The film “This Changes Everything” was a collection of stories brought together by Naomi Klein in her book. They showed the terrifying impacts climate change is already having on this planet’s land, food and people. Importantly it showcased ways in which people across the world were banding together to fight the issues, often with very different people sharing a common cause. Indigenous people were teaming up with ranchers, oil workers with environmentalists. There was destruction throughout, but also hope, as progress was being made. It challenged us to think again about the way we continue on a capitalist growth path and that this threatens our future on Earth. At the COP events there was live music and time to draw, write and discuss all helping us to express how climate change affected us. I felt empowered hearing stories of new initiatives; individual and collective, and found people’s personal reflections particularly illuminating.

 I had mixed feelings when I headed up to London to join the Peoples March for Climate Justice and Jobs. I was sad to be missing the local demos yet felt a strong attachment to London, having lived there for years. I hoped to march with a couple friends and the territory was familiar and easy. I felt this was a big issue that demanded people power on the streets. Arriving in London on the Saturday, I’d arranged to meet my friend Seppe and his new partner Mehmet. We shared a meal together in Soho. The funny thing was Penny Arcade who played a role in Andy Warhol’s film “Women in Revolt” had just been sitting in the very same seat I was now sat at having known Mehmet from his days in New York. I’d just missed her. She is apparently now a performance artist in her own name.

The demo started in squally weather that was enough to scare off my friends from coming. So slightly bedraggled I positioned myself with Greenpeace stuck behind some bear figures held on poles that threatened to knock our heads as we marched. There was an eclectic mix of music from Radiohead’s Thom Yorke who was dj-ing from a wooden ship on wheels. I quickly teamed up with a lovely woman, Jane from Sussex. She shared stories of her involvement in the Campaign for Nuclear Disarmament at Greenham Common. Hearing about activism was an inspiring thread in my climate change journey.

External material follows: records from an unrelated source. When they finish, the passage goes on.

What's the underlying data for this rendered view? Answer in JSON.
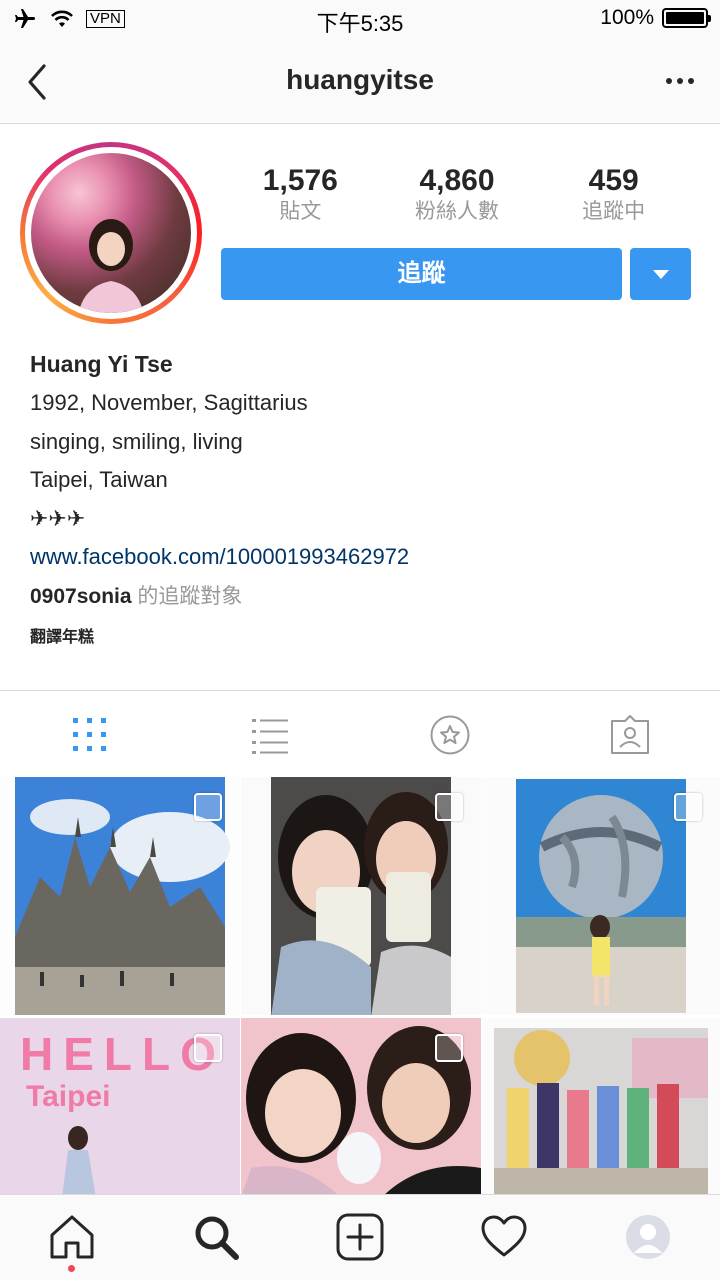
{
  "status_bar": {
    "vpn": "VPN",
    "time": "下午5:35",
    "battery": "100%"
  },
  "nav": {
    "title": "huangyitse"
  },
  "stats": [
    {
      "value": "1,576",
      "label": "貼文"
    },
    {
      "value": "4,860",
      "label": "粉絲人數"
    },
    {
      "value": "459",
      "label": "追蹤中"
    }
  ],
  "follow_button": "追蹤",
  "bio": {
    "name": "Huang Yi Tse",
    "lines": [
      "1992, November, Sagittarius",
      "singing, smiling, living",
      "Taipei, Taiwan",
      "✈✈✈"
    ],
    "link": "www.facebook.com/100001993462972",
    "followed_by_user": "0907sonia",
    "followed_by_suffix": " 的追蹤對象",
    "translate": "翻譯年糕"
  },
  "grid_posts": [
    {
      "text": ""
    },
    {
      "text": ""
    },
    {
      "text": ""
    },
    {
      "text": "HELLO"
    },
    {
      "text": ""
    },
    {
      "text": ""
    }
  ],
  "grid_caption_4": "Taipei",
  "colors": {
    "accent": "#3897f0",
    "link": "#003569",
    "badge_dot": "#ed4956"
  }
}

Greenpeace Polar Bear - Climate March 2015- Patrick Driscall
The march was atmospheric and included many different causes.  It was exciting to see people from all parts of Britain and overseas. Jeremy Corbyn spoke as did Caroline Lucas of the Green Party and the leaders of the anti fracking campaign in Lancashire were particularly popular. The march ended at Westminster with further speeches including a rousing one from comedian Francesca Martinez and a song from Charlotte Church backed by a Welsh choir.

There were more than 50,000 people on the march. The overall impression for me was one of solidarity around climate justice. The will to change things was clearly expressed in the faces and voices of the people around me.

The biggest thing that stuck in my mind was when Jane said “they are all kind people here”. For me kindness is clearly connected to our humanity. It was our common humanity that was driving us forward that day. It strengthened my resolve to go to Paris.

Patrick Driscall is a head gardener and occasional journalist whose interests include growing, music, climate change, human rights and new economics.